Bolstered by a rather vigorous online community of “childfree” women, the most recent interpretations of these statistics frame declining to have a kid as a sort of internal moral calculus based on a woman’s ideal lifestyle, a courageous choice that defies society’s longstanding expectations around what a person’s womb is for. Reporters refer to the rising population of people going child-free as a mass “lifestyle choice” bolstered by the “budding understanding that self-fulfillment isn’t a one-size-fits-all proposition”: Basically, a decision not to become a parent as an advanced form of self-care.

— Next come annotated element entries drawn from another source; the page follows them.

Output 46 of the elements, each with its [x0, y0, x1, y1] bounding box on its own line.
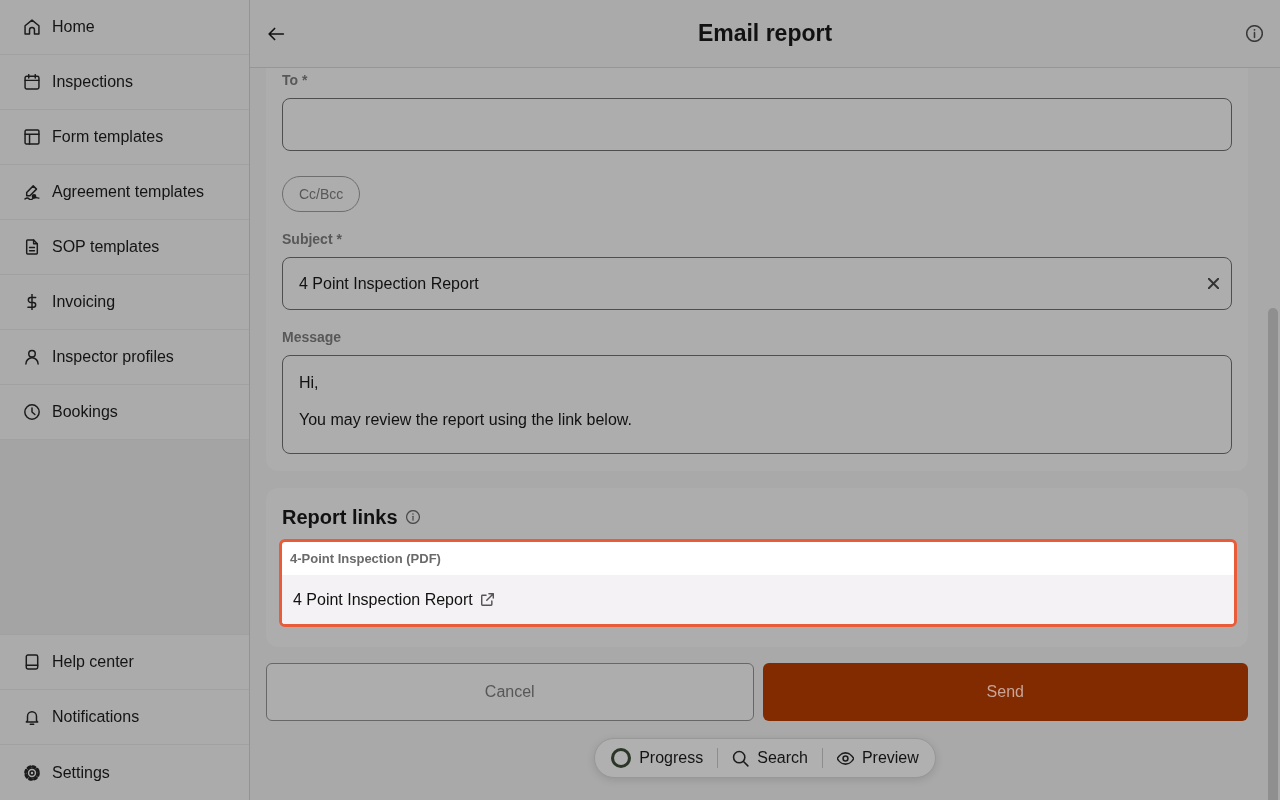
section-title: Report links [282, 505, 398, 529]
input-field[interactable] [282, 98, 1232, 151]
sidebar-item[interactable]: Inspections [0, 55, 249, 110]
book-icon [24, 654, 40, 670]
toolbar-button[interactable]: Preview [822, 743, 933, 773]
sidebar-item[interactable]: Settings [0, 745, 249, 800]
info-icon [405, 510, 420, 524]
send-button[interactable]: Send [762, 663, 1248, 721]
sidebar-item[interactable]: Agreement templates [0, 165, 249, 220]
home-icon [24, 19, 40, 35]
sidebar-item[interactable]: Home [0, 0, 249, 55]
message-text: Hi, [299, 373, 319, 393]
external-link-icon [480, 593, 494, 606]
field-label: Subject * [282, 231, 343, 248]
sidebar-item[interactable]: SOP templates [0, 220, 249, 275]
person-icon [24, 349, 40, 365]
layout-icon [24, 129, 40, 145]
sidebar-item[interactable]: Form templates [0, 110, 249, 165]
sidebar-item[interactable]: Notifications [0, 690, 249, 745]
clock-icon [24, 404, 40, 420]
page-title: Email report [697, 20, 833, 47]
gear-icon [24, 764, 40, 781]
pen-icon [24, 184, 40, 200]
message-text: You may review the report using the link below. [299, 410, 632, 430]
toolbar-button[interactable]: Progress [597, 743, 718, 773]
info-button[interactable] [1246, 25, 1263, 42]
field-label: To * [282, 72, 309, 89]
close-icon [1208, 278, 1219, 289]
toolbar-button[interactable]: Search [718, 743, 822, 773]
sidebar-item[interactable]: Inspector profiles [0, 330, 249, 385]
bell-icon [24, 709, 40, 725]
sidebar-item[interactable]: Invoicing [0, 275, 249, 330]
ring-icon [611, 748, 632, 768]
input-field[interactable]: 4 Point Inspection Report [282, 257, 1232, 310]
report-link[interactable]: 4 Point Inspection Report [293, 590, 494, 609]
message-field[interactable]: Hi, You may review the report using the link below. [282, 355, 1232, 454]
sidebar-item[interactable]: Help center [0, 634, 249, 690]
scrollbar-thumb[interactable] [1268, 308, 1278, 800]
calendar-icon [24, 74, 40, 90]
group-label: 4-Point Inspection (PDF) [289, 550, 442, 568]
search-icon [732, 749, 750, 767]
info-icon [1246, 25, 1263, 42]
eye-icon [836, 749, 854, 767]
field-label: Message [282, 329, 343, 346]
document-icon [24, 239, 40, 255]
clear-button[interactable] [1208, 278, 1219, 289]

Last month, the New York Times profiled a photographer working on a documentary project about women without children. She said she was trying to break the “taboo” of a woman saying “the reason I don’t have kids is because I don’t want them.” In a recent story in Today, a 32-year-old describes the years of “honest observation” and “considerate introspection” that helped her realize she didn’t have to procreate to be a whole woman. And in HuffPost this week, a reporter interviews a number of people about their decision to go child-free, some of whom cited the stress of raising children and the opportunity to engage in meaningful work. But at least one of them, thank God, made the obvious connection between precarity and her particular choice: “Who the heck has housing and money for three kids!?” asked a 47-year-old psychologist. “I think Americans need to get it through their heads how awful the safety net is here.”

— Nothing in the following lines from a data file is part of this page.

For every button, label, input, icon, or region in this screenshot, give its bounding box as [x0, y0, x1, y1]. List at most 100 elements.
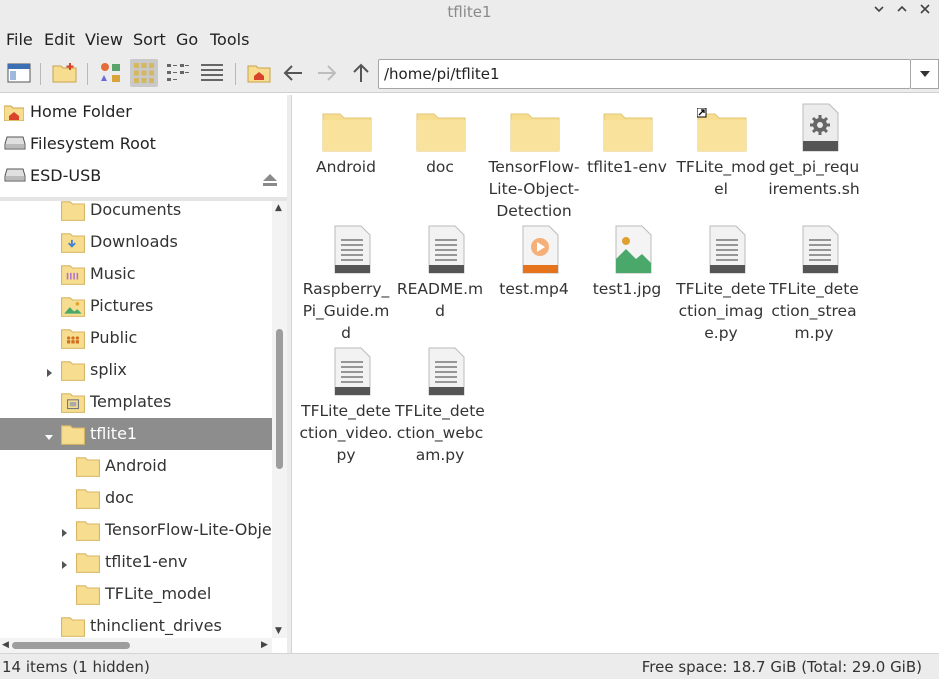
list-view-icon: [201, 64, 223, 81]
file-item[interactable]: TFLite_model: [674, 100, 768, 220]
file-name: doc: [426, 158, 454, 176]
up-button[interactable]: [347, 59, 375, 87]
file-name: TFLite_detection_webcam.py: [395, 402, 485, 464]
file-item[interactable]: tflite1-env: [580, 100, 674, 220]
file-item[interactable]: README.md: [393, 222, 487, 342]
tree-item-android[interactable]: Android: [0, 450, 272, 482]
scrollbar-thumb[interactable]: [12, 642, 130, 649]
folder-link-icon: [696, 107, 747, 156]
tree-item-label: Templates: [90, 392, 172, 411]
file-item[interactable]: TFLite_detection_video.py: [299, 344, 393, 464]
tree-item-label: Android: [105, 456, 167, 475]
place-label: Home Folder: [30, 102, 132, 121]
tree-item-tflite1-env[interactable]: tflite1-env: [0, 546, 272, 578]
new-folder-button[interactable]: [51, 59, 79, 87]
expander-collapsed-icon[interactable]: [59, 556, 69, 569]
file-item[interactable]: TFLite_detection_image.py: [674, 222, 768, 342]
tree-vertical-scrollbar[interactable]: ▲ ▼: [272, 201, 287, 638]
tree-item-label: tflite1-env: [105, 552, 188, 571]
minimize-button[interactable]: [870, 3, 888, 21]
expander-expanded-icon[interactable]: [44, 428, 54, 440]
menu-go[interactable]: Go: [176, 30, 198, 49]
text-file-icon: [327, 347, 377, 396]
forward-button[interactable]: [313, 59, 341, 87]
new-window-button[interactable]: [5, 59, 33, 87]
file-item[interactable]: Raspberry_Pi_Guide.md: [299, 222, 393, 342]
close-button[interactable]: [916, 3, 934, 21]
tree-item-label: Documents: [90, 201, 182, 219]
directory-tree: Documents Downloads Music Pictures Public spl…: [0, 201, 272, 638]
folder-icon: [76, 519, 100, 545]
file-name: README.md: [396, 280, 484, 320]
file-item[interactable]: Android: [299, 100, 393, 220]
tree-item-music[interactable]: Music: [0, 258, 272, 290]
home-button[interactable]: [245, 59, 273, 87]
text-file-icon: [702, 225, 752, 274]
folder-icon: [416, 108, 466, 156]
tree-item-tensorflow-lite-object[interactable]: TensorFlow-Lite-Object-: [0, 514, 272, 546]
tree-item-label: splix: [90, 360, 127, 379]
scroll-up-arrow-icon[interactable]: ▲: [275, 203, 282, 213]
file-name: test.mp4: [499, 280, 569, 298]
location-dropdown-button[interactable]: [911, 59, 939, 89]
file-item[interactable]: TensorFlow-Lite-Object-Detection-...: [487, 100, 581, 242]
usb-drive-icon: [4, 168, 26, 186]
tree-item-label: Music: [90, 264, 136, 283]
menu-edit[interactable]: Edit: [44, 30, 75, 49]
tree-item-downloads[interactable]: Downloads: [0, 226, 272, 258]
file-item[interactable]: test.mp4: [487, 222, 581, 342]
tree-item-pictures[interactable]: Pictures: [0, 290, 272, 322]
file-name: Android: [316, 158, 376, 176]
file-item[interactable]: test1.jpg: [580, 222, 674, 342]
folder-icon: [76, 551, 100, 577]
place-home-folder[interactable]: Home Folder: [0, 96, 287, 128]
file-name: test1.jpg: [592, 280, 662, 298]
expander-collapsed-icon[interactable]: [44, 364, 54, 377]
back-button[interactable]: [279, 59, 307, 87]
thumbnail-view-button[interactable]: [97, 59, 125, 87]
close-icon: [920, 4, 930, 14]
icon-view-button[interactable]: [130, 59, 158, 87]
toolbar-separator: [40, 63, 41, 85]
status-bar: 14 items (1 hidden) Free space: 18.7 GiB…: [0, 653, 939, 679]
compact-view-button[interactable]: [164, 59, 192, 87]
tree-item-thinclient-drives[interactable]: thinclient_drives: [0, 610, 272, 638]
tree-horizontal-scrollbar[interactable]: ◀ ▶: [0, 638, 272, 653]
scroll-down-arrow-icon[interactable]: ▼: [275, 626, 282, 636]
tree-item-public[interactable]: Public: [0, 322, 272, 354]
list-view-button[interactable]: [198, 59, 226, 87]
maximize-button[interactable]: [893, 3, 911, 21]
public-folder-icon: [61, 327, 85, 353]
tree-item-templates[interactable]: Templates: [0, 386, 272, 418]
tree-item-tflite-model[interactable]: TFLite_model: [0, 578, 272, 610]
menu-file[interactable]: File: [6, 30, 33, 49]
folder-icon: [61, 359, 85, 385]
tree-item-label: TensorFlow-Lite-Object-: [105, 520, 272, 539]
tree-item-documents[interactable]: Documents: [0, 201, 272, 226]
templates-folder-icon: [61, 391, 85, 417]
toolbar-separator: [235, 63, 236, 85]
file-item[interactable]: TFLite_detection_stream.py: [767, 222, 861, 342]
location-bar[interactable]: [378, 59, 911, 89]
tree-item-splix[interactable]: splix: [0, 354, 272, 386]
scroll-right-arrow-icon[interactable]: ▶: [261, 640, 268, 650]
expander-collapsed-icon[interactable]: [59, 524, 69, 537]
scrollbar-thumb[interactable]: [276, 329, 283, 469]
place-filesystem-root[interactable]: Filesystem Root: [0, 128, 287, 160]
file-item[interactable]: TFLite_detection_webcam.py: [393, 344, 487, 464]
new-window-icon: [7, 63, 31, 83]
tree-item-tflite1[interactable]: tflite1: [0, 418, 272, 450]
menu-sort[interactable]: Sort: [133, 30, 166, 49]
shell-script-icon: [795, 103, 845, 152]
place-esd-usb[interactable]: ESD-USB: [0, 160, 287, 192]
tree-item-label: Public: [90, 328, 138, 347]
eject-icon[interactable]: [263, 172, 277, 190]
tree-item-label: doc: [105, 488, 134, 507]
scroll-left-arrow-icon[interactable]: ◀: [2, 640, 9, 650]
file-item[interactable]: get_pi_requirements.sh: [767, 100, 861, 220]
tree-item-doc[interactable]: doc: [0, 482, 272, 514]
menu-view[interactable]: View: [85, 30, 123, 49]
menu-tools[interactable]: Tools: [210, 30, 249, 49]
path-input[interactable]: [379, 60, 910, 88]
file-item[interactable]: doc: [393, 100, 487, 220]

The acknowledgment that the generation of people who are currently of child-bearing age have the worst economic prospects of any in American history has been conveniently muted since at least 2013, when a Time magazine cover story pondered whether “having it all means not having children.” But there’s something particularly ludicrous about framing a person’s decision not to be a parent in this very moment—one in which over 4 million women just left the workforce and 40 million recently experienced housing insecurity—as a sign of mass self-actualization and broad feminist progress. If a person delivers their child in a hospital, it can cost them thousands of dollars even if they have insurance. In 2015, the USDA put the average yearly cost of raising a child at a little over $13,000, which seems fantastically low considering full-time child care programs around the same time were found to put parents out around $16,000. And none of that really begins to account for the less easily quantifiable variables a person might consider when it comes to raising a human being, among them stable housing, whether their elder family members have recently died in a pandemic, or an economic future that’s certain at all.

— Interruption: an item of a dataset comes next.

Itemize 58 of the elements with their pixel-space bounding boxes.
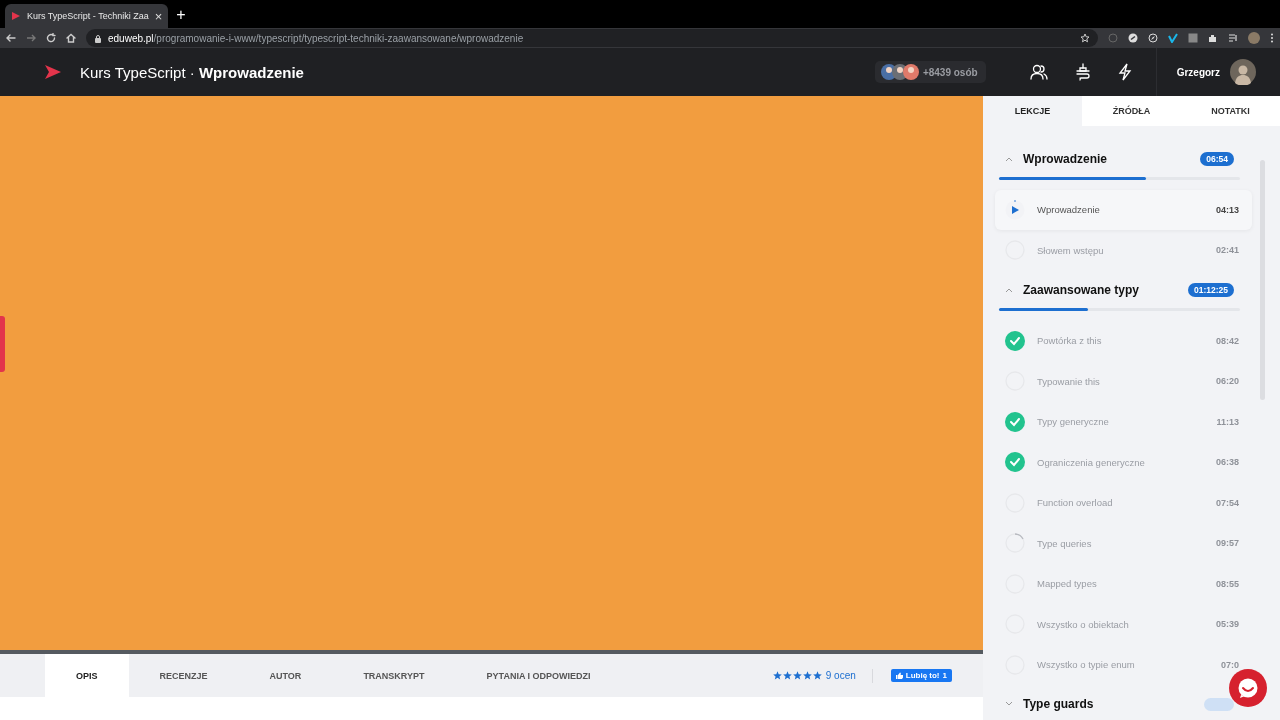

The articles that interpret declining birth rates as a matter of a woman’s personal identity lean, to various degrees, on the personalities central to the online childfree movement, which like most groups on the internet naturally gravitate towards labels and vague aphorisms. One of them, mentioned in the HuffPost article, is “Rich Auntie Supreme,” a motivational Instagram account that describes the kind of life a child-free auntie can have. “Rich means owning a summer home or the extra time to hone a craft,” one post reads. “Rich might mean a weekend ritual of sleeping in until 1 p.m. or luxury skincare items.” It’s meant to shatter preconceptions about women who decide not to have children, but it inadvertently presents the decision as another step towards total actualization, a mode of being that must be endlessly tended to with affirmations and Instagram quote cards. It’s a tone that’s replicated in stories that center a woman’s decision not to have kids as a spiritual calculus. But wouldn’t it be equally useful to point out, particularly in the broader media, that there are specific, material reasons a person doesn’t feel they can have a kid and also a complicated skincare routine?